Diese Entwicklung bestätigt eine aktuelle Studie des UC-Berkeley-Professors Igor Chirikov, der Daten von über 50.000 Studierenden einer texanischen Eliteuniversität zwischen 2018 und 2025 analysierte. «Wir beobachten nicht nur, dass ein C-Student plötzlich ein A-Student wird, sondern dass dies gezielt durch den Einsatz von KI geschieht», erklärt Chirikov gegenüber Axios.
Die Ursache liegt vor allem in der zunehmenden Abhängigkeit von unbewerteten Hausaufgaben. Da viele Dozierende ihre Beförderungschancen an positive Studierendenbewertungen knüpfen, neigen sie dazu, Noten großzügiger zu vergeben. «KI verstärkt diesen Trend nur», so Chirikov. «Schon bisher konnten Studierende durch die Wahl einfacherer Kurse ihre Notendurchschnittsnote erhöhen – jetzt kommt KI als zusätzlicher Booster hinzu.»
KI als Katalysator für Noteninflation
Bereits seit den frühen 2000er-Jahren steigen die Noten an Hochschulen kontinuierlich an. Doch der Einsatz von KI beschleunigt diesen Prozess massiv. Chirikov betont, dass die Noteninflation kein neues Phänomen ist, aber durch KI eine neue Dimension erreicht: «Es gibt keine einfache Lösung, um dies zu stoppen. Wir müssen kreativ werden und KI-Integration in die Lehre fördern – allerdings unter klaren Regeln.»
Einige Universitäten reagieren bereits mit strengeren Prüfungsformaten. Handschriftliche oder mündliche Prüfungen sollen den Einsatz von KI erschweren. Doch Chirikov warnt: «Die Herausforderung besteht darin, KI-Tools sinnvoll in die Lehre einzubinden, ohne dass Studierende sie zum Betrug nutzen.»

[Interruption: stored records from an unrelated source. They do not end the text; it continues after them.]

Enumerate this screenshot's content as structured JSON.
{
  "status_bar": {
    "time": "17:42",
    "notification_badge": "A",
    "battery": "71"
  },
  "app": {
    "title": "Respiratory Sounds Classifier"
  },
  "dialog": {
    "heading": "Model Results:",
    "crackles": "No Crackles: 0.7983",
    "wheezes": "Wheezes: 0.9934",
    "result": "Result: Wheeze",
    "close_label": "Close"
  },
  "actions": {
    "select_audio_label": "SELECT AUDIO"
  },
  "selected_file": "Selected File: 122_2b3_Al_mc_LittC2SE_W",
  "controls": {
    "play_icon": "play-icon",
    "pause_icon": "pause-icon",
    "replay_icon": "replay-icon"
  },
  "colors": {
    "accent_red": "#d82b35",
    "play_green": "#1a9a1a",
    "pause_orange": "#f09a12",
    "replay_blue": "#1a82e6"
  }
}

Forderungen nach transparenter KI-Nutzung
Die Studie unterstreicht, dass Hochschulen dringend neue Bewertungsmethoden entwickeln müssen. «Studierende sollten KI zwar nutzen dürfen, aber ihre Verwendung muss dokumentiert und nachvollziehbar sein», fordert Chirikov. «Das ist kein einfacher Prozess, aber eine Investition, die wir jetzt tätigen müssen.»
Hintergrund ist die wachsende Sorge, dass Absolventen zwar über KI-Kenntnisse verfügen, aber nicht über das eigentliche Fachwissen. «Wenn wir nicht gegensteuern, produzieren wir eine Generation von Studierenden, die zwar KI bedienen kann, aber nicht die Fähigkeiten besitzt, die wir eigentlich vermitteln wollen», warnt der Forscher.